Project leaders: Professors Xiuyuan Cheng and Hau-Tieng Wu
Project manager: Didong Li
Team members: Ajay Dheeraj, Inchan Hwang, Tyler Lian, and Joseph Saldutti
Accompanying the rise of large data in high dimensions (buzzword: ``big data") is an increasing necessity for effective dimension reduction methods to make that data more amenable to study. In general, the goal of dimension reduction is to reduce the dimension of the data while preserving or extracting its key features or other properties of interest. Spectral graph-based kernel techniques like diffusion maps rely on the convergence of the graph Laplacian matrix to the Laplace-Beltrami operator on a manifold to preserve local geometry information of the original data to the low dimension embedding. Extending previous research on variable bandwidth kernels, this project studied the converge of a new proposed kernel. The main desired advantage of this new kernel is to remove the computational dependence of the intrinsic dimension of the given data (which is difficult to derive reliably) by utilizing a k-nearest neighbors method.

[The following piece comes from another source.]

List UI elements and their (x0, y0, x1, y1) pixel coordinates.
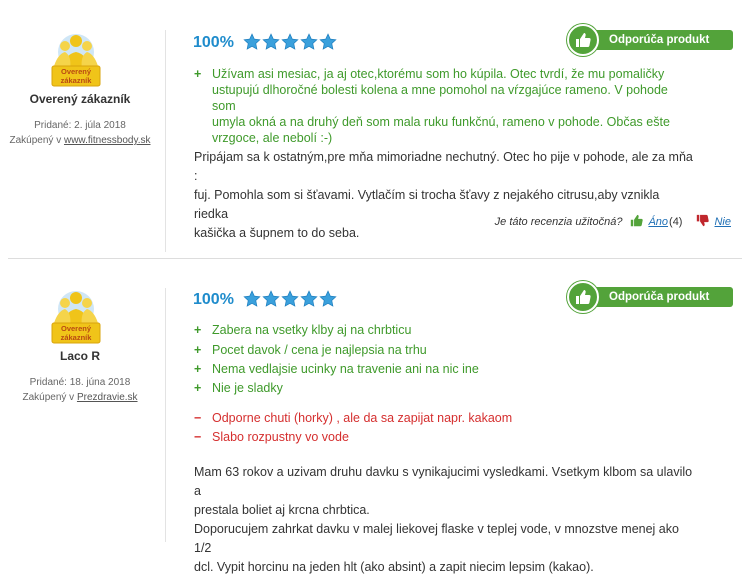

The images above come from running our algorithm on the MNIST data set. They cluster each number into groups. In the images, the axes have no real meaning and each color represents a different number. This is an real-life example of how our algorithm can effectively cluster real data in reduced dimensions. The pictures are MNIST_2_numbers (separation of two different numbers) and MNIST_all (separation of all numbers in the MNIST data set). They are 3d plots.